In international relations, “conflict and war are seen as endemic… States …are engaged in a relentless competitive struggle… the clash between states is … difficult to resolve because there is no authoritative government to create justice and the rule of law. In the absence of world government, … states have adopted a “self-help” approach to their interests and especially their security. In other words, they reserve the right to use lethal force to achieve their objective, a right that individuals living in civil society have given up to the state. Who wins in international relations does not depend on who is right according to some moral or legal ruling… power determines who gets their way. In international relations, might makes right”. See John Baylis and James J. Wirtz, “Introduction” in John Baylis, et al., eds. Strategy in the contemporary world, 2nd ed., (Oxford: Oxford University Press, 2007) 1-16 at 8.

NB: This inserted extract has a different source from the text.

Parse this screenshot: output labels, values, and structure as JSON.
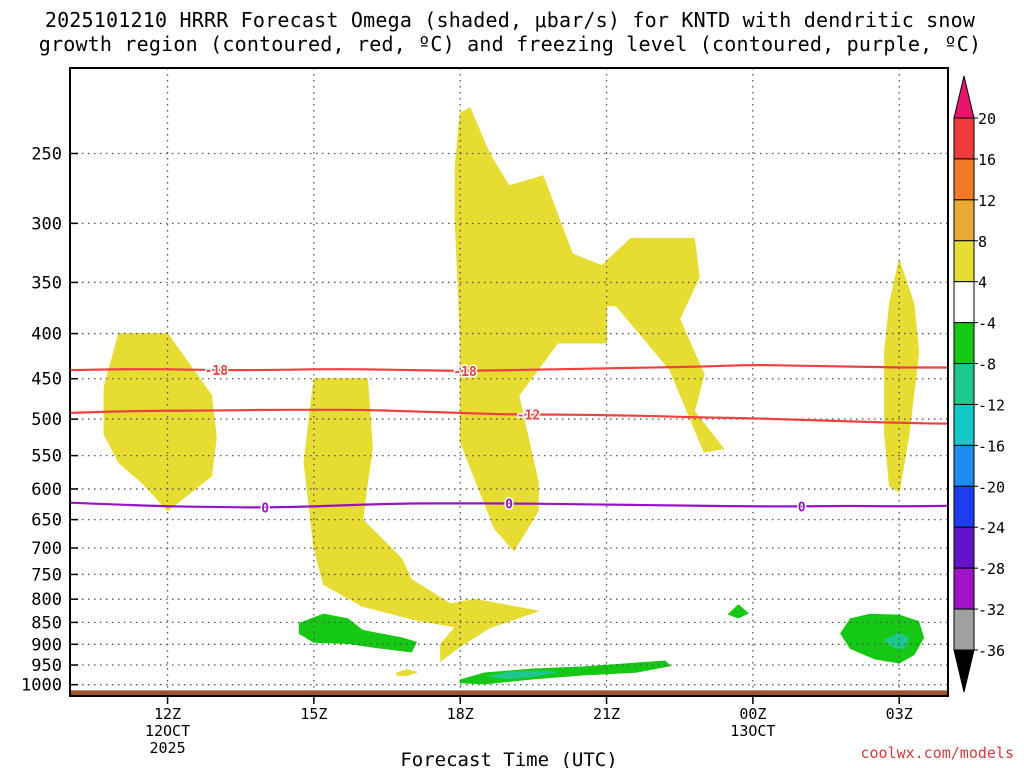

Bases of this view: Human nature. Thomas Hobbes, human beings are seen as “inherently destructive, selfish, competitive and aggressive.” Humankind is prone to conflict, violence, and great evil. In other words, human nature is “fundamentally flawed”.
Implications:
Reason, law, morality and institutions play only limited role in world politics…”states will agree to laws when it suits them, but will disregard them when their interests are threatened. When states want to break the rules, there is very little to stop them from doing it apart from countervailing force.” (ibid at 8).